A consortium of more than 30 research institutes, coordinated by scientists at the French national research agency, INRA, and other genetics focused agencies, were involved in the project.
"This genome sequence opens new doors to accelerating the improvement of rapeseed oil," said INRA’s Boulos Chalhoub who coordinated the international research project.
"We have discovered the mechanism by which the levels of glucosinolates, which make the crop less nutritious for livestock, can be reduced.
Our breakthrough will also help crop scientists in their efforts to make oilseed rape more resistant to disease, improve yield and its take-up of nitrogen from the soil, thereby improving its environmental profile,” he told feednavigator.
Oilseed rape has one of the most complex genomes among flowering plants. “The gene number is four times that of the human genome,” said Chalhoub.
The INRA researcher added that the consortium, which had been working on the research for the past five years, has detected 1,600 genes that are implicated in oil-based synthesis, findings which again will support researchers aiming to develop rapeseed variants rich in omega-3 for human and animal feed needs.
The international genome sequencing research project’s results were published in the journal, Science, last month.

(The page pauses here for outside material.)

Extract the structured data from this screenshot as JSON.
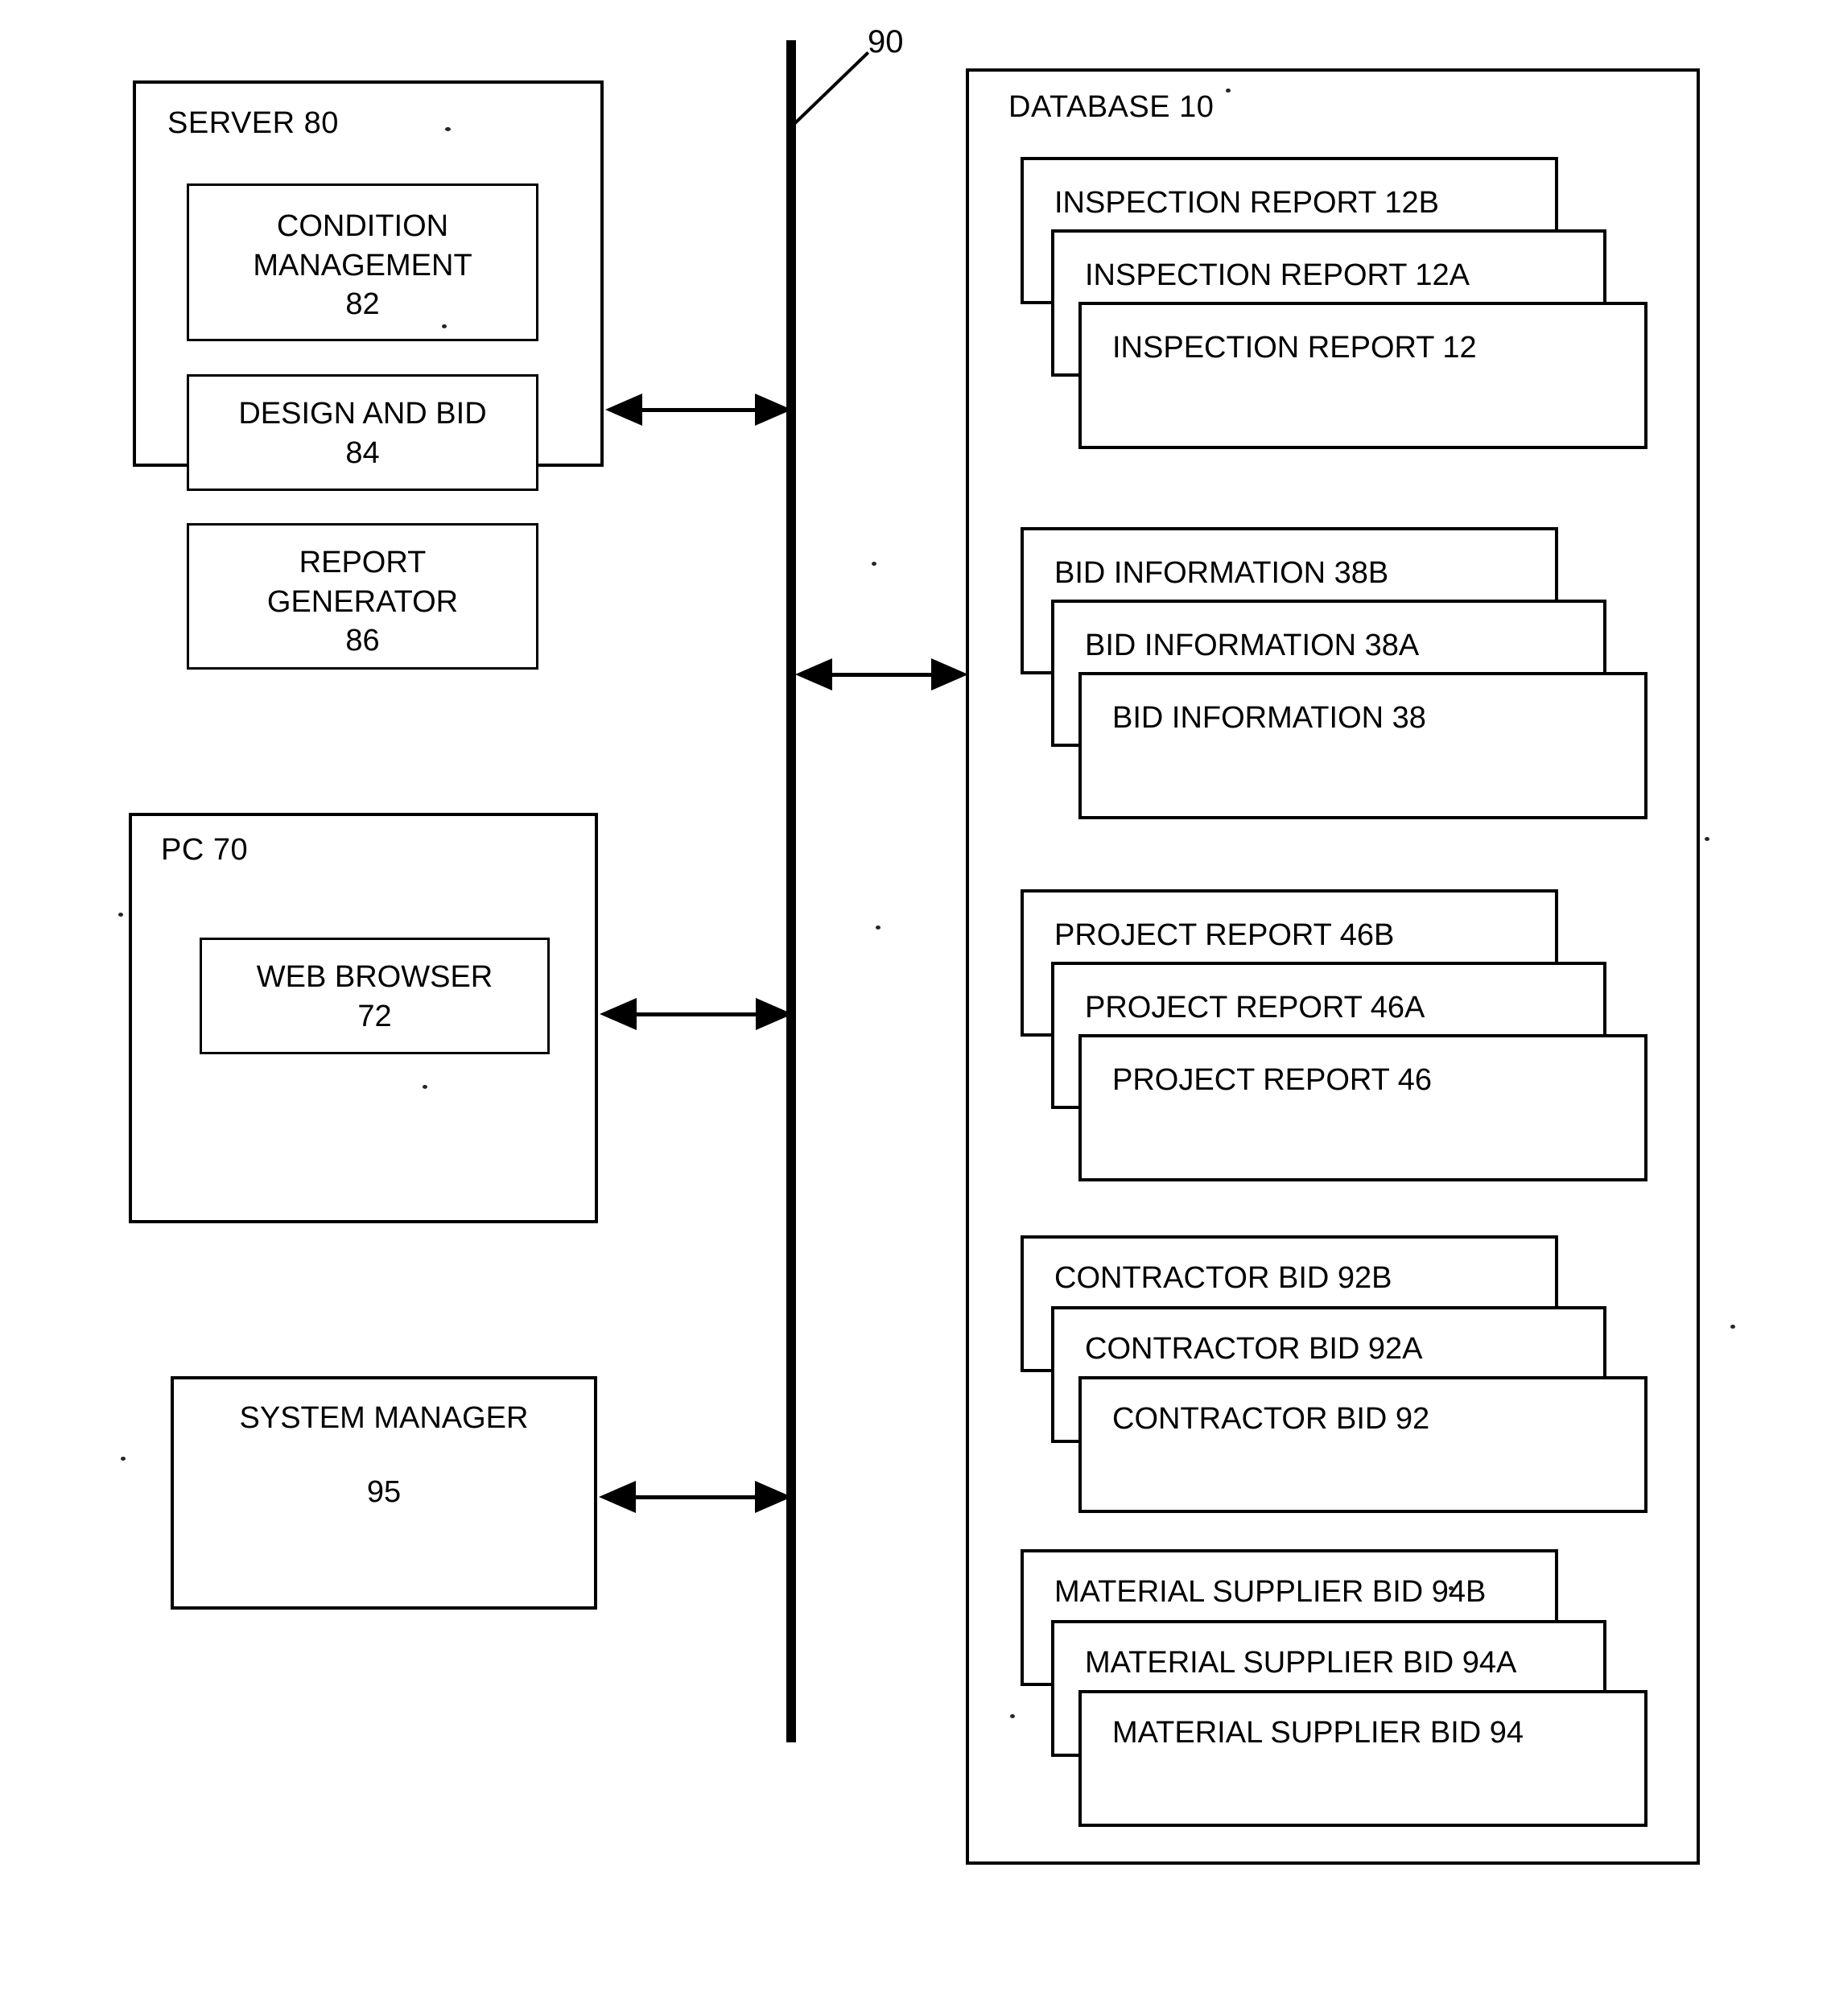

World production of rapeseed is growing rapidly. The Food and Agriculture Organization (FAO) of the UN reports 36 million tons of the crop were produced in the 2003 to 2004 season, while it estimated that 58.4 million tons were produced during 2010 to 2011.
UK oilseed rape project
Numerous rapeseed breeding projects are taking placing globally at crop research institutes.
This publication reported in July on how UK plant experts are looking at ways of improving the nutritional value of rapeseed and meal for non-ruminants.
Researchers at the Home Grown Cereals Authority (HGCA) released the conclusions of a 13-month desk-based study which found improved oilseed rape (OSR) varieties with lower glucosinolate content and a thinner seed coat, resulting in higher oil and protein, and less fiber, would provide real value for the pig and poultry feed market.
Yellow seed varieties were also deemed to be beneficial, said the UK researchers, due to their association with a reduction of undesirable polyphenols in the seed coat.
The plant scientists said that, in regard to thinner yellow-coat types, breeding for this trait had been attempted in the 1990s but abandoned due a high level of harvest damage.
Since that time, newer yellow-seeded types of Brassica napus, developed in Canada and France, have become available and the HGCA team are calling for these to be tested under UK conditions so their value for the UK feed sector can be quantified.
And the HGCA team said it is following up on the desk-based research with three nutrition focused initiatives looking at how higher levels of rapeseed meal could be included in the diet of pigs, broilers and layers without compromising tight feed specifications or animal performance.